Al-Madhoun ha detto che nell’edificio non c’era nulla che avrebbe costituito una minaccia per l’esercito israeliano.

Abu Saif, il proprietario, non pensa che riuscirà mai a ricostruire al-Rahma.

Dopo il primo turno di sirene di avvertimento, è stato contattato da persone della zona che lo informavano dell’attacco incombente. Ma ha rifiutato di precipitarsi.

Ahmed Abu Saif: “Mi aspetto di vedere il mio edificio bruciato a terra un giorno” [Maram Humaid / Al Jazeera]

Abu Saif ha detto, con la voce spezzata Se mi fossi presentato o meno la scorsa notte, il risultato sarebbe stato lo stesso

Aveva sperato che questo edificio lo avrebbe aiutato a vivere i suoi ultimi giorni da pensionato.

Ho speso tutti i miei risparmi e ho investito nella costruzione di questo posto in modo da poter avere un reddito costante per vedere attraverso i miei anni di pensionamento, ha detto.

“Gli attacchi sono indiscriminati”

L’esercito israeliano ha rafforzato negli ultimi giorni il suo dispiegamento lungo la recinzione fortificata che confina con Gaza, che è stata sottoposta a un paralizzante blocco israeliano imposto dall’Egitto, giunto al dodicesimo anno.

L’ultimo round di combattimenti arriva in un periodo in cui sia Hamas che Israele sembrano essersi avvicinati a una tregua tra gli sforzi di mediazione di Egitto, Nazioni Unite e Qatar.

Ahmed Nasser: “Non pensavamo che questo edificio sarebbe mai diventato un bersaglio” [Suhaib Salem / Reuters]

Mentre i raid aerei sono proseguiti martedì, gli abitanti dei siti bombardati di Gaza hanno dichiarato di essere bersagliati da “attacchi indiscriminati”.

Non avevamo idea che questo edificio sarebbe mai diventato un bersaglio, ha detto ad Al Jazeera Ahmed Nasser, residente in una struttura residenziale di sette piani.

Ha detto che medici, farmacisti e ingegneri, tutti privati ​​di “affiliazioni politiche”, risiedevano nell’edificio nel centro di Gaza.

Tra coloro che hanno dovuto evacuare immediatamente, ha detto Nasser, c’erano una madre con un neonato e una donna anziana su una sedia a rotelle, che urlavano di terrore mentre correvano con solo i “vestiti sulla schiena”.

Tutti hanno iniziato ad evacuare l’edificio dopo aver sentito le sirene, ma a metà degli aerei israeliani hanno iniziato a sparare verso l’area“, ha detto il padre di due sulla scena dell’attacco.

Nasser, padre di due figli, ha dichiarato di aver perso più delle mura che proteggono la sua famiglia.

Non potevo salvare i certificati del mio college e del Master, anche il mio passaporto e i documenti ufficiali non ci sono più, ha detto Nasser.

Come molti nell’enclave assediata, che ospita oltre due milioni di persone, Nasser è disoccupato a causa delle terribili condizioni economiche di Gaza.

L’assedio ha devastato l’economia locale, limitando fortemente l’accesso al cibo e l’accesso ai servizi di base.
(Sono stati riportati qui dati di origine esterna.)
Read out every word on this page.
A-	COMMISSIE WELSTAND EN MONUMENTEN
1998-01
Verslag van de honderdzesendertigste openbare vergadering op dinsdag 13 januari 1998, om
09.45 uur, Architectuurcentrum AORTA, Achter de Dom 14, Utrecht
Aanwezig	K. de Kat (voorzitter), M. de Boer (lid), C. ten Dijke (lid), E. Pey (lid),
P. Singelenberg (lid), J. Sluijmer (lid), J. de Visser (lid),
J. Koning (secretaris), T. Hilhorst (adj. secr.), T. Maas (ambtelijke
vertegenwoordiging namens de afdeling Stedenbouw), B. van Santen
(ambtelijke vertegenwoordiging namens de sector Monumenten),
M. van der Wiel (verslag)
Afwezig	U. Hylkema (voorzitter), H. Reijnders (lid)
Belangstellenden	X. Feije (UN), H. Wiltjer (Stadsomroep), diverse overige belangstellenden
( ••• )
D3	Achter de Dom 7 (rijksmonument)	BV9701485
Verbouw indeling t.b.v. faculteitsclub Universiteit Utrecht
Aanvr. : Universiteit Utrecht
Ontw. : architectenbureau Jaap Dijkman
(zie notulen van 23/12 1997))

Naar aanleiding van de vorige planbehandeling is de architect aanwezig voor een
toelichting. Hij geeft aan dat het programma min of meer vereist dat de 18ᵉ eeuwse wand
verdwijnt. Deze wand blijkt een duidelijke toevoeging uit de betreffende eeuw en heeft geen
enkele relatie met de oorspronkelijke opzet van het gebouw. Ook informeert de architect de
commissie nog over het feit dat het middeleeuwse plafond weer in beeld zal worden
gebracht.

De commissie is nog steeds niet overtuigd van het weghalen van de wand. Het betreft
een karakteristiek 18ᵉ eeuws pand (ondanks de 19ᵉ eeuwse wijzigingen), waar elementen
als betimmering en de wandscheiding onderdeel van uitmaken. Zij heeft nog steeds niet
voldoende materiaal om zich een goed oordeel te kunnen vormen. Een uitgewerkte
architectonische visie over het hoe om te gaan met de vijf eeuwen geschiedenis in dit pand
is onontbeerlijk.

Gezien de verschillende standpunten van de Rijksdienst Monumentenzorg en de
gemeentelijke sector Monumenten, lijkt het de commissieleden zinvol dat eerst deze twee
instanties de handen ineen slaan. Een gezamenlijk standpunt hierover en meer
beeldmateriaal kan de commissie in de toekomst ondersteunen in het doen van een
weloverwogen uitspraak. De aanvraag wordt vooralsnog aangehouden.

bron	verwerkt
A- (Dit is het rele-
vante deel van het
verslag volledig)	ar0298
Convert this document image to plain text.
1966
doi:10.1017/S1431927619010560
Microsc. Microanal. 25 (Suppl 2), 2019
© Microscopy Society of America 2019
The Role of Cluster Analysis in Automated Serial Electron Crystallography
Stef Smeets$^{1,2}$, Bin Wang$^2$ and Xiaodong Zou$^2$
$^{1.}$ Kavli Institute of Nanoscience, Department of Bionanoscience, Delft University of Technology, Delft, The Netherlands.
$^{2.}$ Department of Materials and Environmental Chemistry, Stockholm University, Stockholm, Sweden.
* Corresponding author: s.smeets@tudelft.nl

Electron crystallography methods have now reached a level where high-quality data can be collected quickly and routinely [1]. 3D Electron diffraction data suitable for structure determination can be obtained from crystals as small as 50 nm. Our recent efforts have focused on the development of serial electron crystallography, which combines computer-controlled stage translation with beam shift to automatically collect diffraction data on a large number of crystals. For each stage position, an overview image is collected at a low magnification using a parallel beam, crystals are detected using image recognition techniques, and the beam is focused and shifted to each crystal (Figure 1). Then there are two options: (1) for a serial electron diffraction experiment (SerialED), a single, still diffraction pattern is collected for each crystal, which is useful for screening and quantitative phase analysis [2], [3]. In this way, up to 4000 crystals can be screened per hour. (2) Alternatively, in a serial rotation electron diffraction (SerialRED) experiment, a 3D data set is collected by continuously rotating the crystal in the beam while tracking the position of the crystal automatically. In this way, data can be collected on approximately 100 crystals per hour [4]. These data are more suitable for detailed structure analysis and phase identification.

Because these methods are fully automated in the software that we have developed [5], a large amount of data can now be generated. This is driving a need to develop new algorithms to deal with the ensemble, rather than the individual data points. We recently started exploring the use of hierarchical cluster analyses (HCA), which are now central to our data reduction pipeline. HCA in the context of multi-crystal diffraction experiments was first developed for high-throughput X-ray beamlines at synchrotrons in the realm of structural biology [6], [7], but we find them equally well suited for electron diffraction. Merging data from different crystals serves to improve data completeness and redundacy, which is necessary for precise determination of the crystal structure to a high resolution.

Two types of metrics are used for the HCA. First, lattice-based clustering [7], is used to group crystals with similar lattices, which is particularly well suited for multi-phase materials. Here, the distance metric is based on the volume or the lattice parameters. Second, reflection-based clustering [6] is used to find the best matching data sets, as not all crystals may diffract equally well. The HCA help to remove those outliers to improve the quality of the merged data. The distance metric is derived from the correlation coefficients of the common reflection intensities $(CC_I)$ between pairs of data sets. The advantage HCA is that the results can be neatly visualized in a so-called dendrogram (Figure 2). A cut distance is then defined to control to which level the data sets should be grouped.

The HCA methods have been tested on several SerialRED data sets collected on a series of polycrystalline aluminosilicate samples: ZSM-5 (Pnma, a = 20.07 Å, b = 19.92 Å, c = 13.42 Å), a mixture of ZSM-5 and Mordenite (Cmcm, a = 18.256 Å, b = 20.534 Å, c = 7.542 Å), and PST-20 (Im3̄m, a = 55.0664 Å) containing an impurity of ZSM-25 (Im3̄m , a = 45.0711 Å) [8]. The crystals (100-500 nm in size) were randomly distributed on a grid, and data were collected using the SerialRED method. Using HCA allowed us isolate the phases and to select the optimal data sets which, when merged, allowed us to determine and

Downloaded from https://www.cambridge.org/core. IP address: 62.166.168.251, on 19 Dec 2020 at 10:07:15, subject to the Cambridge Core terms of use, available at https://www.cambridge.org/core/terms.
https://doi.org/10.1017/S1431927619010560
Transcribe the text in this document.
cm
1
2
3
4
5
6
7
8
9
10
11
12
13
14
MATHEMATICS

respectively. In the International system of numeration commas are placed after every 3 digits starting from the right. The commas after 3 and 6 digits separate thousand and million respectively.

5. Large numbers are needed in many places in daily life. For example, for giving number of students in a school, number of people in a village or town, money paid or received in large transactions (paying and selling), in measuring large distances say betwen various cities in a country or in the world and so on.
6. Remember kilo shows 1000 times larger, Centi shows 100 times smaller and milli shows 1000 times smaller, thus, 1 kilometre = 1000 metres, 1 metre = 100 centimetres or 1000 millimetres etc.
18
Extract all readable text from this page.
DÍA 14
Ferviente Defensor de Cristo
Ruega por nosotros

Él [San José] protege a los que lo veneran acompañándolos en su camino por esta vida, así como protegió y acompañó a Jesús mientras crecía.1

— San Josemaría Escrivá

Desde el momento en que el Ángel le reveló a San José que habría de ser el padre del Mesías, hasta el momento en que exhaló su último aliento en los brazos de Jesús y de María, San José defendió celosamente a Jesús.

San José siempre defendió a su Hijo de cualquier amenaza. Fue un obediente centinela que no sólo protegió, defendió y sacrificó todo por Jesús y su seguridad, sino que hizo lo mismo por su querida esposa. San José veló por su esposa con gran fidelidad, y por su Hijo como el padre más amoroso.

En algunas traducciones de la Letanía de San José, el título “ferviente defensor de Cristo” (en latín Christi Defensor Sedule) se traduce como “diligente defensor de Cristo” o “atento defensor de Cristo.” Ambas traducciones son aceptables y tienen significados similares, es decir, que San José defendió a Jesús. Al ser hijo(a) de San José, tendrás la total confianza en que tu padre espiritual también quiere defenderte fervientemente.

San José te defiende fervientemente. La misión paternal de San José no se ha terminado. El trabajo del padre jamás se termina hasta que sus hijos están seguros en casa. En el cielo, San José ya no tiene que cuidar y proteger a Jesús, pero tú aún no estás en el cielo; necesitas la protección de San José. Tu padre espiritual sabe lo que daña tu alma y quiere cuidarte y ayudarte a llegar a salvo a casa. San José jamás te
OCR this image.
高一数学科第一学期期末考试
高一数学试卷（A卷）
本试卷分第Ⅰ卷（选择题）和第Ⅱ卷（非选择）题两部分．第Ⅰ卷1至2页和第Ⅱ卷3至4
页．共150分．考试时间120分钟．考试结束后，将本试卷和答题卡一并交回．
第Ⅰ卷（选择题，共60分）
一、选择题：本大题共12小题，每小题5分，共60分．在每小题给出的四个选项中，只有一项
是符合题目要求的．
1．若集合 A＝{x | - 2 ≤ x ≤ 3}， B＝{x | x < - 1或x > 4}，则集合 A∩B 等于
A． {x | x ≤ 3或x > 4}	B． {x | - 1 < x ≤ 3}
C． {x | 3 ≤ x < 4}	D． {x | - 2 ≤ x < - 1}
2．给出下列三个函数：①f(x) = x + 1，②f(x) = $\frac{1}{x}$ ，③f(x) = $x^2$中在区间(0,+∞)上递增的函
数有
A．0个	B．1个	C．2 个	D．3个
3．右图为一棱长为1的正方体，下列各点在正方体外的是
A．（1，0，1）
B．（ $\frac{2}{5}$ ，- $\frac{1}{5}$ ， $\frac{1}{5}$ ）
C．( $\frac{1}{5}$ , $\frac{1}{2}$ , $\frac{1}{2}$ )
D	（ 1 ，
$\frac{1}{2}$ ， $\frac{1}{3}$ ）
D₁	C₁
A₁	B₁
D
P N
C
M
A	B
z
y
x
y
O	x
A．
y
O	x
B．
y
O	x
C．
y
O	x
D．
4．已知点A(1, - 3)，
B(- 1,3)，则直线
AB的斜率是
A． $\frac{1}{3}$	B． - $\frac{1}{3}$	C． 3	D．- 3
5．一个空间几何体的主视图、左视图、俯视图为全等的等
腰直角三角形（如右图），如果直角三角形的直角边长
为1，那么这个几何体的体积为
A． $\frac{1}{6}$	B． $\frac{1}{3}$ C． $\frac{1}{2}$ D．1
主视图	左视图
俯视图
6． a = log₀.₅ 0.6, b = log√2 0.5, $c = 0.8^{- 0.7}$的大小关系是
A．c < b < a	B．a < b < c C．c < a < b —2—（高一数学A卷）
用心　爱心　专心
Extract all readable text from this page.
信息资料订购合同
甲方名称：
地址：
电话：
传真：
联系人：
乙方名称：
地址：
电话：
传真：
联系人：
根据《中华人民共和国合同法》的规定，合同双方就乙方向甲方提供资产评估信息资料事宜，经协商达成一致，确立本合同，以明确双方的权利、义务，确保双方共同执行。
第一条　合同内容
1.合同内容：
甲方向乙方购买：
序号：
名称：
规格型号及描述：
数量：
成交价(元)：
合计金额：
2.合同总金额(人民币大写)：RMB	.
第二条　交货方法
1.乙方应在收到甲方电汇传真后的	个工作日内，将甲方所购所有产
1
Ha inoltre bloccato il flusso di materiali da costruzione necessari per ricostruire gran parte dell’infrastruttura danneggiata dell’enclave.

Dal 30 marzo, i palestinesi nella Striscia hanno protestato lungo il recinto con Israele, chiedendo il loro diritto di tornare alle case e le loro famiglie sono state espulse da 70 anni fa.

I manifestanti chiedono anche la fine del blocco di Israele.

Tornato ad al-Rahma, al-Madhoun, l’imprenditore del catering, volse lo sguardo sulle macerie mentre iniziava a pensare al futuro.

Questa è stata la fonte di reddito della mia famiglia negli ultimi tre anni, ha lamentato.

Fino a ieri sera, avevo 15 persone che lavoravano con me e questa era anche la loro fonte di guadagno … Abbiamo perso tutti i nostri mezzi di sostentamento”.